FairPoint has one big advantage over competitors because it owns lots of buildings suitable for data centers. They are its central offices, often called COs, built over the year to hold the switches and machinery that have long connected the phone network, most with tight security, power backups, separate entrances and fiber-optic connections for moving data.
“We have over 300 COs: big, high-security concrete buildings that have been housing phone service for last 100 years. As technology has improved and has gotten small, it has opened up more and more space in these facilities,” said Alberding.
The company tested the concept last summer in the Lakes Region.
“We’ve got this Laconia central office, with an entire floor that’s empty. We said, why don’t we parse off a portion of that, market it to customers. … Before before end of the year was up, we had exceeded our forecast,” said Alberding.
That success led them to separate 4,000 square feet in the Manchester central office and launch a new data center. It will be focused on services, include “remote hands” services such as swapping out servers, with future plans to provide on-site engineers for more complex work.
FairPoint needs new business because what is known in the industry as POTS – plain old telephone service – is slowly fading. The number of access lines in New Hampshire, Vermont and Maine, which make up 80 percent of FairPoint’s business nationwide, has been falling by around 7 percent a year as people switch to cell phones, voice over Internet, or phone service bundled with their cable TV connection.
As a result, FairPoint has been counting more heavily on other parts of its business. These include Internet service via DSL over copper lines or in some areas fiber-optic lines, carrying signals from cell towers into the main phone network, and various industry applications. Data centers fit in the latter category.
Data centers would seem to be independent of geography, since information can move at the speed of electrons to anywhere, but location is actually important.

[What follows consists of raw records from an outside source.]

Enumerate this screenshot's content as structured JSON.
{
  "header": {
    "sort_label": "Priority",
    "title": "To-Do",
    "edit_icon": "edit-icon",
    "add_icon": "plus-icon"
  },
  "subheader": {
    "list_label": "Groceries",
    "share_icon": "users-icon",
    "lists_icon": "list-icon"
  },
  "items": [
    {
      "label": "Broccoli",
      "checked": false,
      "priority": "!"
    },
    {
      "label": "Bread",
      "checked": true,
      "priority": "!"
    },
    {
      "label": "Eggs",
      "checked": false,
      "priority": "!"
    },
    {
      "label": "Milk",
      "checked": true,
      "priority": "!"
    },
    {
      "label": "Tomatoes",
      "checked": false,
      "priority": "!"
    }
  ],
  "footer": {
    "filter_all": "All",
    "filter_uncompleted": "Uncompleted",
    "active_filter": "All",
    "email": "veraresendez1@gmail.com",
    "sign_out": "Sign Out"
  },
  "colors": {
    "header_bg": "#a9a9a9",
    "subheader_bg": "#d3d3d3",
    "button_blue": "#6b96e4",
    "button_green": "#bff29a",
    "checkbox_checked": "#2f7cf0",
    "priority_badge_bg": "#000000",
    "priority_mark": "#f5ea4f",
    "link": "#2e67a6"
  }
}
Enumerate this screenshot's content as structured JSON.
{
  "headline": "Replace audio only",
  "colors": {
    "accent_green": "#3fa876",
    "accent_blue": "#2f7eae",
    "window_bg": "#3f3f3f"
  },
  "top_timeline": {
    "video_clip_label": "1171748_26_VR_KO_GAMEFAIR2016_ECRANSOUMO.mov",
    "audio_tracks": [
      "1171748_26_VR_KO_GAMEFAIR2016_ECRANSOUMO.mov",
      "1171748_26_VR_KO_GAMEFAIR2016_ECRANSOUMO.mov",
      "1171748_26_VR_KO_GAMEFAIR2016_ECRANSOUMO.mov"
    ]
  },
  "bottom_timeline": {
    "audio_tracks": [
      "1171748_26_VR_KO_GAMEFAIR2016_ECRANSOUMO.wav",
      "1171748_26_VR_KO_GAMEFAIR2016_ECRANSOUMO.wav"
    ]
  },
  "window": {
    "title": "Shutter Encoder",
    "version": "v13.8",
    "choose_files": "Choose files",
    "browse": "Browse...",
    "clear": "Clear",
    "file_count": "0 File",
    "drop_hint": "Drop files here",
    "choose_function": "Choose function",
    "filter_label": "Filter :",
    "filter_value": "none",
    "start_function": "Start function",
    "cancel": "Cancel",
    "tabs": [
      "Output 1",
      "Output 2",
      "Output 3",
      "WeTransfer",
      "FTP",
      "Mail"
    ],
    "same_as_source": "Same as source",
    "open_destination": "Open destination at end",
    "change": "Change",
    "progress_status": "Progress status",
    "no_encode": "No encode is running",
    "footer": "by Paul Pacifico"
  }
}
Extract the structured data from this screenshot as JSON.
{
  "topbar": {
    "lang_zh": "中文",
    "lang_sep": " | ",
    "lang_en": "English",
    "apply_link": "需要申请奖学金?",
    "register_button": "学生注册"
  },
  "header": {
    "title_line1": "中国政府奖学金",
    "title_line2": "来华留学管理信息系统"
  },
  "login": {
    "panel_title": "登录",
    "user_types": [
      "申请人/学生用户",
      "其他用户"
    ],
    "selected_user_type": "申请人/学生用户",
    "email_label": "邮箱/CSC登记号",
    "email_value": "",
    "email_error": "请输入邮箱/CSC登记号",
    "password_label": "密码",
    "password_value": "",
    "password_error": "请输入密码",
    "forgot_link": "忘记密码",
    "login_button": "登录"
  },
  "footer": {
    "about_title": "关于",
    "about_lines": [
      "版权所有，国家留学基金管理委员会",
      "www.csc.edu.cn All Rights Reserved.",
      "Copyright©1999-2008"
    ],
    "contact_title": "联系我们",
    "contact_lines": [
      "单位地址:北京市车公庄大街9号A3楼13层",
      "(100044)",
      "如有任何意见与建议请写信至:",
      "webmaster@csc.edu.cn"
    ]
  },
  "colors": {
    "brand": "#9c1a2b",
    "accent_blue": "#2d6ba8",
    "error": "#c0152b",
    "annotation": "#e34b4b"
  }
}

“Customers want to have applications off site, but close enough that if there’s an issue they can drive to the site and reboot servers themselves,” said Mahoney of FirstLight, which has data centers in Albany, N.Y., where it started, as well as Lebanon and Keene, and one in Vermont.
Alberding put it this way: “The IT guys want to be able to put their hands on the equipment, just in case.”
FairPoint is unlikely to establish a data center in Nashua any time soon, since Manchester covers the area.
“We’d never rule out any facility, but the next step is likely to be Maine and Vermont,” said Alberding.
The incentives for businesses to pay for data center space, often called co-location, vary. Many hospitals cite HIPAA, the federal Health Insurance Portability and Accountability Act, which sets strict standards about handling of patient and medical data. Having copies of your data far enough away that they will survive a disaster such as widespread flooding is also necessary in many financial industries to meet auditing requirements.
In Laconia, Alberding said, “Four of the first five customers were in Maine. They had to be greater than 60 miles away to meet their disaster requirement needs.”